受付台に両肘をついたアイシャが、夜風に金髪を揺らしながら、底抜けに晴れやかな笑顔でペラリと羊皮紙を叩いた。
「はい、お待たせしましたー! レッドさん一家限定の超優遇枠、『夜の採取クエスト』の受注手続き完了でーす!」
【特命依頼:人間に戻れる(かもしれない)採取実務】
指定納品物: 特産キノコ 3個、厳選キノコ 3個
契約金: 0ゼニー
報酬金: 0ゼニー(全額、債務返済に強制充当)
支給品: なし(ボックスは完全空欄)
環境情報: 夜間・上位不安定(大型牙獣種および飛竜種の徘徊を確認)
「ね? たった6個キノコをもぎ取って戻るだけの、とーっても簡単なお仕事でしょ? 子どもでも分かりますよね〜!」
アイシャの満面の笑みの奥にある完全な無機質さに、父親の喉がヒッと鳴った。
簡単なお仕事、なわけがない。夜のモガの森でキノコの群生地といえば、薄暗く湿った洞窟の深部か、肉食竜ジャギィの巣の目と鼻の先、あるいは大型モンスターの縄張りと重なる鬱蒼とした茂みだけだ。
「じ、支給品ボックスが空って……たいまつもねぇのかよ!? 暗闇でどうやって探せってんだ!」
レッドが泥のついた爪を立てて喚き立てると、美琴が一歩歩み寄り、冷徹に手帳の角で男の胸板を小突いた。

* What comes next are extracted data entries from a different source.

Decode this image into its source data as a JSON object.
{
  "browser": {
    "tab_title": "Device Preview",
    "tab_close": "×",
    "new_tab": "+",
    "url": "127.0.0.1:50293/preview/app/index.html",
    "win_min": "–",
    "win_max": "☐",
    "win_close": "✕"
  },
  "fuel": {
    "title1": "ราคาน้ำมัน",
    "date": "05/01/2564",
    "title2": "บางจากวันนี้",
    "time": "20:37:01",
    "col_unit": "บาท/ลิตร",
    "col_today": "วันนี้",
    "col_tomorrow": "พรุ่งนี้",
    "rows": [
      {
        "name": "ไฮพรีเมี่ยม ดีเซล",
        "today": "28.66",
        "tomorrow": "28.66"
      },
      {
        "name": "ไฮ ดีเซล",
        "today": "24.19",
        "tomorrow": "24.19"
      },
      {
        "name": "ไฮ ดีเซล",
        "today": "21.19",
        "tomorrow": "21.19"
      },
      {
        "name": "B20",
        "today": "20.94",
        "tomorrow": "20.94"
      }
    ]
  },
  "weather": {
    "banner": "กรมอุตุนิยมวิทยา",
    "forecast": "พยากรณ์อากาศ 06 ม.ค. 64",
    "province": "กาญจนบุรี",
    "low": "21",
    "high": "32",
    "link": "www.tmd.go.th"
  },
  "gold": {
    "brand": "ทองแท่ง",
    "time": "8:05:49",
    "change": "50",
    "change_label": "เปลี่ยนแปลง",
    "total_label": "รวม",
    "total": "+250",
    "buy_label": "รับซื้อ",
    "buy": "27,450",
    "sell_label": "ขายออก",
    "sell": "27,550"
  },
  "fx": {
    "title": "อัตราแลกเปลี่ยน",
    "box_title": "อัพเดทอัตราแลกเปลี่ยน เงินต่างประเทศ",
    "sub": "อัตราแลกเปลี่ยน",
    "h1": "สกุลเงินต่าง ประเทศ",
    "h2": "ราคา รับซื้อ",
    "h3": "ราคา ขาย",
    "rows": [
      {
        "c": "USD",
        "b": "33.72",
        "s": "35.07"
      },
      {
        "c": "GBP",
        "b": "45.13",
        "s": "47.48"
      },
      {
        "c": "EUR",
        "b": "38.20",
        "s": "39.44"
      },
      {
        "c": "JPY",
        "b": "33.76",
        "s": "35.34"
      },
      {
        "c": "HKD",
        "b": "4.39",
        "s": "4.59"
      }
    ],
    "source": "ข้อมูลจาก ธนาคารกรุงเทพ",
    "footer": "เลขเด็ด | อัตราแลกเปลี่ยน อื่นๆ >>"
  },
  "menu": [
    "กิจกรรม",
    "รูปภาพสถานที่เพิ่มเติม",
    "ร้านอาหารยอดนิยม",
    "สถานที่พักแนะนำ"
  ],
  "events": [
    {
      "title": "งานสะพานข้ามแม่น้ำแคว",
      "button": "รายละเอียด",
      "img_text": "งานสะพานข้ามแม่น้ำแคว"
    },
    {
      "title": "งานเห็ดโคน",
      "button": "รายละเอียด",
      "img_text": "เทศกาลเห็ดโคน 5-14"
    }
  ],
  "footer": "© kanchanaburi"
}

「月明かりと己の五感をお使いなさい。明かりが欲しければ、昼間にへし折った104本のピッケルの破片を擦り合わせて火花でも散らすことですわね。……もっとも、夜の森で不用意に火を焚けば、光に誘われたジャギィの群れや夜行性の飛竜に『ここにエサがいます』と合図を送るようなものですけれど」
高台の手すりから、レムが気怠げに視線を落とし、くすりと笑った。
「特産キノコと、厳選キノコ。……毒テングダケとの違い、ちゃんと見分けられるのかい? かーちゃんが昼間にやったみたいに、猛毒の胞子を吸い込んで喉を塞がせないといいね」
銀髪を梳くレムの言葉に、母親は顔を蒼白にして口元を押さえた。
図鑑の文字も読めず、絵姿の差異すら頭に入っていない一家にとって、闇夜の中で「毒キノコ」と「納品対象」を選別すること自体が、すでに死のロシアンルーレットに等しい。
「さあ、ゲートを開けなさい」
美琴の冷淡な合図と共に、頑丈な丸太の柵が軋んだ音を立てて引き上げられた。
その先には、松明の光すら届かない、底知れぬ漆黒のモガの森が口を開けている。湿った土の匂いに混ざり、遠くから上位モンスターが木々を薙ぎ倒す地響きと、飢えた咆哮が風に乗って吹き込んできた。
背後では、漁師たちが手に持った打ち上げタル爆弾Gの導火線へ、静かに種火を近づけている。
「たった6個ですわ。拾えなければ、夜明けを待たずに村の台帳からあなた方の名前が永久に抹消されるだけ。……行ってらっしゃいな、簡単なお仕事へ」
知恵も明かりも持たぬペテン師一家の背中を、死と隣り合わせの闇が容赦なく飲み込もうとしていた。